This Week in Sports: The British Open started...yesterday

Before going to bed last night around 11:30pm PT, I checked one last time and learned that some French guy had birdied the second hole to take the VERY early lead at the British Open. Now that I'm in my office, most of the rounds have been completed. That's definitely a big part of why I've never gotten into the British Open quite like my love of the Masters and the US Open. It's weird golf over there. Normally the ground is very hard and your ball rolls a lot making it easy for a nice drive to roll through the fairway into the fescue...even though the fairways are very wide by pro golfer standards. The hardness of the fairway and greens make it hard for the pros to really spin the ball and stop it like they normally can. They have to plan on landing the ball short of the hole and rolling it close. However, supposedly the putting is actually very slow. I haven't really figured out how the greens can be hard and slow...

Also, the Old Course at St. Andrews is a par 72 with only one par 5 and one par 3 on each nine. Unlike having two par 5's and two par 3's that everyone in America is used to. And they don't even call it the British Open. It's just called the Open Championship. I'm fine with that, because it has been around a lot longer than anything else. I just wish American media hadn't forced me to get used to the term. They put a gun to my head...I didn't have a choice. Now everything about golf across the pond seems weird or wonky.

Fortunately for the golfers, it has rained quite a bit the last few days softening the course and the overall weather conditions, especially the wind, have been very benign. As a result, Rory McIlroy shot a 63 (7 birdies, 1 eagle), tying the best round in any major (24 people have shot 63, no one has shot 62 in a major), to take the opening round lead


  1. A couple other weird things about this course: the MASSIVE greens and a few double greens and the fact that the 7th and 11th holes actually cross each other. How would you like to be standing on the tee only to step back when another group starts walking across your hole?

  2. I will never forgive you for your 'wonky' link.

    I would love to know the percent of people who chose added Rory McIlroy to their Best Ball teams for tomorrow. Has to be at least 90%, right? I know I added him.

    PS - I am relatively sure that the beer he's pouring into the Claret Jug in the above photo is John Smith's Extra Smooth. That was my favorite beer in my time in England.

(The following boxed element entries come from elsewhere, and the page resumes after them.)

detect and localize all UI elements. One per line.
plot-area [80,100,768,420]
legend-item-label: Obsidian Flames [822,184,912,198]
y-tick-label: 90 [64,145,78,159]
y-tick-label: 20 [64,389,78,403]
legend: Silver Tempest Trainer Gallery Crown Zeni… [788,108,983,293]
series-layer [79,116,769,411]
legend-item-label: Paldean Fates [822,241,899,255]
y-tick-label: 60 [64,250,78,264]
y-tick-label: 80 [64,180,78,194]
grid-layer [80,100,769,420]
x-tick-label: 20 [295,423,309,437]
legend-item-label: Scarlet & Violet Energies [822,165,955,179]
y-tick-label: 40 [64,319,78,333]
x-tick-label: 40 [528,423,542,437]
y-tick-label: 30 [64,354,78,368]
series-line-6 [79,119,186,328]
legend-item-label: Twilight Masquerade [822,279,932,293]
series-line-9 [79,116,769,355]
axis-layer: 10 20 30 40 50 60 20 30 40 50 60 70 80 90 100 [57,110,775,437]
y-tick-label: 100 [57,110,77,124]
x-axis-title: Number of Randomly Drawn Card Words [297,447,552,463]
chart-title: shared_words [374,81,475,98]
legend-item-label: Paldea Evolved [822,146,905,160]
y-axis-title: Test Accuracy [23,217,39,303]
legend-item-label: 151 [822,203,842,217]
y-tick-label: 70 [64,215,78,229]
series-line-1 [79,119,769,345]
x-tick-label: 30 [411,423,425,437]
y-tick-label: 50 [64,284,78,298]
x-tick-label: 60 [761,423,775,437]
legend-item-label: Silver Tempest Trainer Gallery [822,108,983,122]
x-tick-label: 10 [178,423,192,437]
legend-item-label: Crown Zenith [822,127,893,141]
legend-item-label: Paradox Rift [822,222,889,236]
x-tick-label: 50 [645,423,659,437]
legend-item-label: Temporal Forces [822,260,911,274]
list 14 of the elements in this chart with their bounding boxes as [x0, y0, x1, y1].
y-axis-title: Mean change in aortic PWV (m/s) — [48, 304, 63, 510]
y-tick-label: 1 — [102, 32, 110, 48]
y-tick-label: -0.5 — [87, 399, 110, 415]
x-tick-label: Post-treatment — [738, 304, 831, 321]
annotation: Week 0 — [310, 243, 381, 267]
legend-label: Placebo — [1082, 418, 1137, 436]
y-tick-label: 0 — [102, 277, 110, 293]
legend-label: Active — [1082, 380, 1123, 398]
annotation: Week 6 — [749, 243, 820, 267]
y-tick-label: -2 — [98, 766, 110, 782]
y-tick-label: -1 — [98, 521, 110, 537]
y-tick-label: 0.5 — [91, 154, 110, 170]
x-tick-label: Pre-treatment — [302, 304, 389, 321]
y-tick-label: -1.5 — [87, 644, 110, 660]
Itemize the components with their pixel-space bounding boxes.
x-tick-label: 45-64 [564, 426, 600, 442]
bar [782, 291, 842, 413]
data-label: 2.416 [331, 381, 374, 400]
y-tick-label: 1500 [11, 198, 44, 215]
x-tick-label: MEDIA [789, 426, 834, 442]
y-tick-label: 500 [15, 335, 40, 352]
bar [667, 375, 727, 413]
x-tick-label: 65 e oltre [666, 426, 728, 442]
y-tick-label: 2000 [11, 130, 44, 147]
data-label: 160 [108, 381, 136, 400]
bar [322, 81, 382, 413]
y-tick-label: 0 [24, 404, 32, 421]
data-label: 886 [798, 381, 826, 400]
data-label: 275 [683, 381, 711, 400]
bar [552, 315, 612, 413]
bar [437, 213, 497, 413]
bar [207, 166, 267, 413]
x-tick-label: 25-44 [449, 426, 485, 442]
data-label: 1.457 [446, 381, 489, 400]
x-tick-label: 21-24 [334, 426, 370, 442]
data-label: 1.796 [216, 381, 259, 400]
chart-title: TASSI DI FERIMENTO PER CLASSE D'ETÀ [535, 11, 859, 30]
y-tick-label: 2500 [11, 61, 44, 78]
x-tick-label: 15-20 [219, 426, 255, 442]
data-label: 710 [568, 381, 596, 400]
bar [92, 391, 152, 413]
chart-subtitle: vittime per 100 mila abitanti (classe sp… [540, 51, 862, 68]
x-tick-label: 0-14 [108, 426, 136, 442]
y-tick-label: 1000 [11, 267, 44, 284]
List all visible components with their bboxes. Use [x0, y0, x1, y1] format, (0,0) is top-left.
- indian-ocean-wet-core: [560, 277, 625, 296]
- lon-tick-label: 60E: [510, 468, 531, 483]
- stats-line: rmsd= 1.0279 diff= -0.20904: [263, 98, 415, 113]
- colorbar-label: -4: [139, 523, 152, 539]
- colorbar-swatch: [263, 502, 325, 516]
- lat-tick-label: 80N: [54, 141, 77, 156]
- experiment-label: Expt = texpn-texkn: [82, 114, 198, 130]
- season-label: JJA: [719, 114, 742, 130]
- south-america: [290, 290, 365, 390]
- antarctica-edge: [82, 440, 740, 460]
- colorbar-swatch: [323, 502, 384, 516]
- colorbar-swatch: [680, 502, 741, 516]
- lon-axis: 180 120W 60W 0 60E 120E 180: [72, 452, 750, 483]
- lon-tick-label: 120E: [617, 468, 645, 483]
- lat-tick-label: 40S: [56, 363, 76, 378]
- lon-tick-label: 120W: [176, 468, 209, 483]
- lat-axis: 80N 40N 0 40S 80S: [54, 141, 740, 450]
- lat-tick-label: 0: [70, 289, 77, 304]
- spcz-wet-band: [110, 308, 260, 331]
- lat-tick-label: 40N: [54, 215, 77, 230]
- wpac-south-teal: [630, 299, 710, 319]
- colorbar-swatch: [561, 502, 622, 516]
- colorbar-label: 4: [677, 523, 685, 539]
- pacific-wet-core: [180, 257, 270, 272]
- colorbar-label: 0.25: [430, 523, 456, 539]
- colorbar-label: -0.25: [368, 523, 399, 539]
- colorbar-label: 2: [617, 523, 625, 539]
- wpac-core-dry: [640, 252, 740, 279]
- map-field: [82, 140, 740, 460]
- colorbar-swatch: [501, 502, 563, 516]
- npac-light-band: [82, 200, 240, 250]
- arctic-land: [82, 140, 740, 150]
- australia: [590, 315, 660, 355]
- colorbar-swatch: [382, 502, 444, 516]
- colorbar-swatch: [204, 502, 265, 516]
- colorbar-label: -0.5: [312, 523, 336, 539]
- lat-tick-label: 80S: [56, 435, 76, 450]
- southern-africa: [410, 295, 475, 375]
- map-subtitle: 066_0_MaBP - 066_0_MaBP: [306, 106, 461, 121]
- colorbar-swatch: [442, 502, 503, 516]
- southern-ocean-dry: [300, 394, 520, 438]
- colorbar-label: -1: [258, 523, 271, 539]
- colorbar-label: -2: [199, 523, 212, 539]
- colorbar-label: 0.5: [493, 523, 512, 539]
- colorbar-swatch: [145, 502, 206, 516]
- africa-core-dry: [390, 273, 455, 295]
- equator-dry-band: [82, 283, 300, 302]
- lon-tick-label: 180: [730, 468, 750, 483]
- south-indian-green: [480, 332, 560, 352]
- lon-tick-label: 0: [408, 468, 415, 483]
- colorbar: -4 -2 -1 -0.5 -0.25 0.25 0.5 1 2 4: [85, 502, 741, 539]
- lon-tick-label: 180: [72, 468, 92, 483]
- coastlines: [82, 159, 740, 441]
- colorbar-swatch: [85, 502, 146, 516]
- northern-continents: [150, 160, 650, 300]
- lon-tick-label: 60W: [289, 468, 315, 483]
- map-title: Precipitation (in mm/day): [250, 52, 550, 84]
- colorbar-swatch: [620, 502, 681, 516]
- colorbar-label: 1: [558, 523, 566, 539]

  3. I did not. I tend to believe that reversion to the mean is more common than a hot streak. However, I do acknowledge that some players are just playing this course better. So I have guys at -5 or -6 like Tiger, Lee Westwood and Peter Hanson.

  4. You know I completely agree with you that regression (reversion?) to the mean is more common in events like this. I am kind of going against my usual policy by taking the outright leader after 1 round, but McIlroy just looks really strong to me. I don't expect any more 63 rounds but I can easily see him shooting a solid -5 or -6 on the next few rounds also.

    I swapped him in for Justin Rose, who isn't playing bad and is also English. Westwood not a bad choice there either. All of those 3 look like they'll post good scores.

    Love Peter Hanson at $9 right now and I'm really glad I picked him in round 1. This isn't quite as lucky as when I chose De Jonge (who I had never previously heard of) for $7 in the US Open and he was on the leaderboard in round one, but it still feels pretty lucky to me.

  5. I was about to lambaste you for insinuating that I didn't use the proper statistics phraseology, but a little research revealed that both "regression" and "reversion" are commonly used.

  6. Yeah I looked it up too... I always use regression but it looks like reversion is basically interchangeable

  7. From Jason Sobel's Live Blog (it has a theme song):
    [Comment From Dan : ]
    Rory McIlroy begins his 2010 British Open with 63-80, not to be confused with Roy McAvoy beginning the 1996 US Open with 83-62.